Bike lanes bring learning curve for pedestrians
By Nausheen Husain Staff Reporter email@example.com June 13, 2013 2:00PM
Updated: July 15, 2013 7:54PM
Luz Figueroa was helping to load materials into the Blue Agave Restaurant on Kinzie Street last year when a cyclist crashed into the “Caution” sign Figueroa set in the bike lane.
Figueroa says she had no choice but to cross the bike lane to haul materials from a legally parked loading truck to the restaurant. So she put up the caution signs in the bike lane — as a safety measure for cyclists — so she could carry supplies from the truck to the restaurant.
“He saw us and just kept riding,” she said, recalling how the cyclist flipped over the sign and landed on the ground, before picking up and moving on.
The Chicago Department of Transportation is hoping that these kinds of crashes will be reduced with new safety measures they introduced Thursday, including new protected bike lanes on Milwaukee Avenue between Kinzie Street and Elston Avenue. One stretch included barriers between bike and vehicle traffic lanes, while another stretch now has parking spots between the bike and vehicle lanes.
“I have a wife who I’ve been trying to get to ride a bike with me for some time and she’s like, ‘I’m scared to ride in the streets,’” said Ald. Walter Burnett (27th), who helped introduce the new safety measures with CDOT commissioner Gabe Klein. “This gives the opportunity for people like my wife to feel safe riding around the streets in this area.”
Milwaukee Avenue is a particularly busy street for biking, with some 14,000 cyclists taking to the road each day, Burnett said.
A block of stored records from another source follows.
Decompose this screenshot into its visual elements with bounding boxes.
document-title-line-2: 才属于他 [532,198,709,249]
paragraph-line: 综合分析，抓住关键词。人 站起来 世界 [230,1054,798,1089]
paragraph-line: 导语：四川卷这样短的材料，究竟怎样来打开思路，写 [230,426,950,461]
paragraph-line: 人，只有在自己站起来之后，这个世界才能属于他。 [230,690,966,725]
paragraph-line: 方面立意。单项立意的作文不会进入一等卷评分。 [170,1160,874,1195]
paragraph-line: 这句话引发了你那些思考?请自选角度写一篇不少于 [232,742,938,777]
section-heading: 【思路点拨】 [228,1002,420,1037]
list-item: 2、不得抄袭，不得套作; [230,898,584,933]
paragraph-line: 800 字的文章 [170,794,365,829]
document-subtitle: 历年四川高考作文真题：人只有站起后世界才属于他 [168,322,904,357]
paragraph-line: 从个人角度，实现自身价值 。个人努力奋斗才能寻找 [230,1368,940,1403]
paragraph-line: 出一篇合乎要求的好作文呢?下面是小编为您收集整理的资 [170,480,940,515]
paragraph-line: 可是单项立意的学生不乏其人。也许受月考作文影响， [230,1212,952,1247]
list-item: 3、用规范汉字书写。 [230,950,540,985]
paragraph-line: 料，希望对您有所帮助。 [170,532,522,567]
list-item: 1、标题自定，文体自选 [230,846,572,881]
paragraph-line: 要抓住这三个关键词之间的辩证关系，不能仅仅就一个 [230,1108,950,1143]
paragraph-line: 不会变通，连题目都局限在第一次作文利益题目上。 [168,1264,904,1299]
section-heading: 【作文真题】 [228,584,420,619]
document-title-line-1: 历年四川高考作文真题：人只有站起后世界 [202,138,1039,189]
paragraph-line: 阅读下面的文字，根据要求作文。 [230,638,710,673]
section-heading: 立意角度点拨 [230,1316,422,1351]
As per Mayor Rahm Emanuel’s Chicago Streets for Cycling Plan 2020, the road, called a “spoke route” provides 60 miles of a continuous bikeway in and out of the Loop.
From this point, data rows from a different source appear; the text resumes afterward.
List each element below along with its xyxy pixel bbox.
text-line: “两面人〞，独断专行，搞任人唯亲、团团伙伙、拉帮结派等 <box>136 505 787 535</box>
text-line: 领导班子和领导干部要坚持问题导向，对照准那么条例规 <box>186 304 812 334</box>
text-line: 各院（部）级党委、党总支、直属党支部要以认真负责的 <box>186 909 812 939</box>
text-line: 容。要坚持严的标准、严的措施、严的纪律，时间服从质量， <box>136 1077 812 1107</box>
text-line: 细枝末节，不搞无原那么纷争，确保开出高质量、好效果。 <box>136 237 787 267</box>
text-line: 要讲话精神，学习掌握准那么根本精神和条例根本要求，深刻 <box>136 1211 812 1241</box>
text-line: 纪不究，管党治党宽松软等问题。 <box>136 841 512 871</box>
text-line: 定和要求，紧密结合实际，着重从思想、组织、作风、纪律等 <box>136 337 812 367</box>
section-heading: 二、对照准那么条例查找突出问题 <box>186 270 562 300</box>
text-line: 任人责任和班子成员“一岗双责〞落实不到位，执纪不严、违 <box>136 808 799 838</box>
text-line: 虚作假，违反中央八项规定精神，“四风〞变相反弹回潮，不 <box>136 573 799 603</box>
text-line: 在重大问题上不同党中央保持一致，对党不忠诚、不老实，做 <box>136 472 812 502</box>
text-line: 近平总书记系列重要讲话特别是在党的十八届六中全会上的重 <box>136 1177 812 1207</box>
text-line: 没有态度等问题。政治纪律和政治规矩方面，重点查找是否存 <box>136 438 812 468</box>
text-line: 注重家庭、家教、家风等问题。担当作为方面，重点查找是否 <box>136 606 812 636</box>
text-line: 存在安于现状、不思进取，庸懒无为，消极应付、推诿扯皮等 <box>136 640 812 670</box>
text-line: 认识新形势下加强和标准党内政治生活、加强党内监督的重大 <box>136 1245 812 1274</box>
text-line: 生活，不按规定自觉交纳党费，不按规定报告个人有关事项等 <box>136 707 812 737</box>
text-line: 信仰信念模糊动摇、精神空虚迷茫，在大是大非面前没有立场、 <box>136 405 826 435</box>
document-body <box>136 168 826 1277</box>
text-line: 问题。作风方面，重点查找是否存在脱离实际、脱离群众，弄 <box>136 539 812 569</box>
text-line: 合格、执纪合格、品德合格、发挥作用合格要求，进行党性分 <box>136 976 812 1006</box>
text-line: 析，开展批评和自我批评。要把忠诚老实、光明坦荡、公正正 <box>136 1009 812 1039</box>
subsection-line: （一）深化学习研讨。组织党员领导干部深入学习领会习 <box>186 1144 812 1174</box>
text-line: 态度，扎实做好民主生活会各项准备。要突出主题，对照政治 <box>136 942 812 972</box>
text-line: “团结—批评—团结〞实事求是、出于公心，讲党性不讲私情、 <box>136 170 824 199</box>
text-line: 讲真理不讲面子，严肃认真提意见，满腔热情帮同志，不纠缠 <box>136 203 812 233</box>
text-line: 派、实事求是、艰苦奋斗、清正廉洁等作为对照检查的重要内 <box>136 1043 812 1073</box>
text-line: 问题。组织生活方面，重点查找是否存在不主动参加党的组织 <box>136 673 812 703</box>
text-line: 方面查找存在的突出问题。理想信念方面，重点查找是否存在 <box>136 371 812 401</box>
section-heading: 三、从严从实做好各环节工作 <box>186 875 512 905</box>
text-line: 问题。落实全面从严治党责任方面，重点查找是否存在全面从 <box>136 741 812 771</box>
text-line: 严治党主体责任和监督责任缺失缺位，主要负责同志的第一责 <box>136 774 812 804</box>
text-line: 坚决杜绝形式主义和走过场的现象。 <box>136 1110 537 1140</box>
Engineer and consultant for T.Y. Lin International David Gleason, who worked with CDOT on the Milwaukee Avenue improvements, said that there were particular concerns for Milwaukee Avenue, including parking reorganization, loading operations and intersection safety.
“In engineering, there is a threshold on how poorly you can allow an intersection to operate. This is a busy city, a busy street, and I think we push that threshold a lot more here than in any other city in Illinois,” he said. “We’re trying to create a complete and balanced street, with enough space for motor vehicles and everyone else.”
Allison Ziegler, 23, an employee at Duran Café on Milwaukee Avenue, said she thinks it will increase the number of cyclists in the city, but there will be a learning curve with the new lanes. She said she bikes to work every day and has had few problems.
“In theory, the protected lanes seem pretty great, but everyone has to take the time to understand the rules. I’m hoping they’ll allow a bit of space between me and the car drivers who still kind of ignore us,” she said. “Those buses can get pretty annoying, too.”
The newest protected bike lanes were introduced just days after Chicago City Council raised fines — anywhere from $25 to $200 — on cyclists who break traffic laws. In addition, motorists saw related fines double. If they leave their car doors open in the middle of traffic drivers will pay a fine of $300 and drivers who open their car doors without looking out for cyclists will pay a fine of $1,000.
But Figueroa, who takes the train to the city and then walks to work, says that she’s more concerned about cyclists breaking rules and refusing to stop for pedestrians and vehicles.
“I cross the street and I see them coming and I’m thinking, ‘Do I stop or are you going to stop?’” she said. “I always just end up stopping because they never seem like they’re going to slow down for me.”